Voluntad (Gladys Bermejo), Utopía (Diana Bracho) y Porvenir (Arturo Beristáin) viven recluidos, de forma asfixiante, en una casona vieja y destartalada en la calle de Donceles, en el primer cuadro de Ciudad de México, cuando todavía era el Distrito Federal, a principios de los setenta. Tres seres humanos que así fueron bautizados (o, cuando menos, registrados), pero también los tres conceptos a los que refieren sus nombres. Poco sabemos sobre el pasado de sus padres, Gabriel Lima (Claudio Brook), y Beatríz (Rita Macedo); él un hombre irascible y colérico, obsesionado con el orden y la disciplina, ella una mujer muy atractiva, amorosa con los hijos pero devota, hasta la ignominia, al esposo. Gabriel decidió, dieciocho años atrás, aislar a su familia del mundo, encarcelándola en su propio hogar para, según él, protegerla de todos los males, perversiones e inmoralidades que provoca el hombre, la sociedad, el otro. Todos los otros que no son ellos cinco.

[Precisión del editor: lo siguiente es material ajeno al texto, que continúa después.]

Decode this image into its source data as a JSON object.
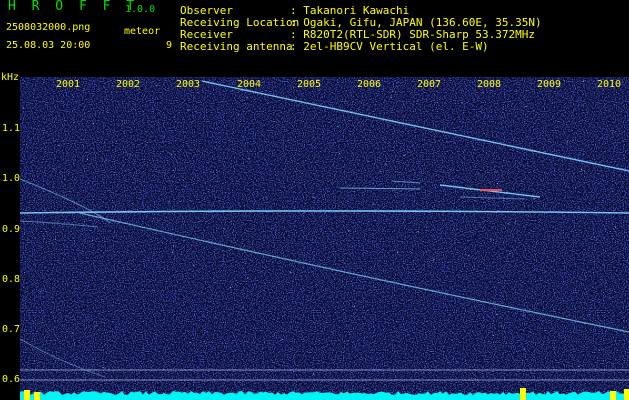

Ninguno de los tres hijos ha visto jamás la luz del día (ni la oscuridad de la noche, ni nada de nada) fuera de los muros de su casa que es, simultáneamente, su prisión. No tienen derecho siquiera a acercarse a la puerta que conduce al mundo. Gabriel ha ingeniado una serie de recursos rústicos, aunque efectivos, para inhibir cualquier intento de desobediencia o, incluso peor, de deserción. Unas cuantas latas dispuestas de modo próximo entre sí y circular, amarradas a una soga que ligada a la puerta principal activan su sonoro ruido al golpear entre sí, a manera de alarma, es uno de ellos. Aunque escapar no es algo que aparezca precisamente entre los planes de los chicos, suficientemente ocupados con sus actividades escolares (orientadas por el padre), sus juegos en el patio central de la construcción colonial, intimidados además por la posibilidad de ser gritoneados, golpeados o, incluso, castigados con permanecer recluidos en la oscuridad de las mazmorras construidas por Gabriel para cuando considera se han violado severamente sus reglas (hablar en la mesa durante alguna comida, por mencionar alguno); o ayudando al padre a crear y empaquetar el raticida que él sale a vender al mundo externo, y con lo que provee a su familia de todo lo necesario que, en este caso, en realidad se reduce a la comida diaria.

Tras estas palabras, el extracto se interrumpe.